Are Heavy Duty Equipment Technicians licensed?
According to Human Resources and Skills Development Canada, trade certification for Heavy Duty Equipment Technicians is mandatory in Quebec and Alberta, and available but voluntary in all other provinces and territories.
Red Seal endorsement is available nationwide for individuals upon successful completion of the inter-provincial Certificate of Qualification exam. You can challenge the C of Q exam after completing a three- to six-year apprenticeship program (duration depends on your previous experience and where you live) and require a minimum score of 70% on your exam to pass.

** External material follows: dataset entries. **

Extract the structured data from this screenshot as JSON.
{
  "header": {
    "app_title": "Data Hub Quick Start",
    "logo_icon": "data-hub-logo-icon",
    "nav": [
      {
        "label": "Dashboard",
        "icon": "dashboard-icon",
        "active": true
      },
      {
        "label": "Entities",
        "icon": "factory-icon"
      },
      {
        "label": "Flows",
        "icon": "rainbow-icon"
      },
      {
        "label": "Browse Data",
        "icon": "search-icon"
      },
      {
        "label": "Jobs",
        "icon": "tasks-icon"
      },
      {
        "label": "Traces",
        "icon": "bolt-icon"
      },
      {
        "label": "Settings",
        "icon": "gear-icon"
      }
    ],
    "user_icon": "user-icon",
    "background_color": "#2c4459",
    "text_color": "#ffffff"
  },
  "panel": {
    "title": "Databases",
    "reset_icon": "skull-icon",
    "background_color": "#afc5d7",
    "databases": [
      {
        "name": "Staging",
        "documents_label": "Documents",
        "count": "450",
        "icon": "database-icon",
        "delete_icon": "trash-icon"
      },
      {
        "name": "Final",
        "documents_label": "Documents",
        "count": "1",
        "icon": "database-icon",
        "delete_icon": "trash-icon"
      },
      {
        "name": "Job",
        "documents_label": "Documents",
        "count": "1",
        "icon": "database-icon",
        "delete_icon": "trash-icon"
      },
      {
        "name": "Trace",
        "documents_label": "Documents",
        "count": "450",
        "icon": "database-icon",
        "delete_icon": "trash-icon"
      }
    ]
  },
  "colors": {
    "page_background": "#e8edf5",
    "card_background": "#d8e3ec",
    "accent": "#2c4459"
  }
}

In terms of education requirements, it’s recommended that you graduate from high school and gain credits towards your apprenticeship by enrolling in a youth apprenticeship program.
But many employers, even the ones who operate in non-compulsory provinces, hire technicians that are licensed journeypersons. In some cases, licensed Automotive Service Technicians and Truck and Transport Mechanics are preferred over Heavy Duty Technicians.
Resources for additional information about this trade:
- Ellis Chart (which compares training requirements by province or territory)
- Contact information for your local apprenticeship office
- Learn more about apprenticeships and how to get one
Which schools offer apprenticeship training?
A number of colleges, universities and technical institutions across Canada offer Heavy Duty Equipment Technician or Mechanic programs, including the Northern Alberta Institute of Technology (NAIT), Thompson Rivers University, Keyano College, the British Columbia Institute of Technology (BCIT), Lakeland College, Olds College, Conestoga College, Centennial College and others.
For more information on apprenticeship training programs in your area, visit the website of your provincial or territorial apprenticeship office:
Who hires Heavy Duty Equipment Technicians?
According to tradeability.ca, technicians work for companies that own, rent, service or operate heavy-duty equipment and may specialize in specific types of machinery.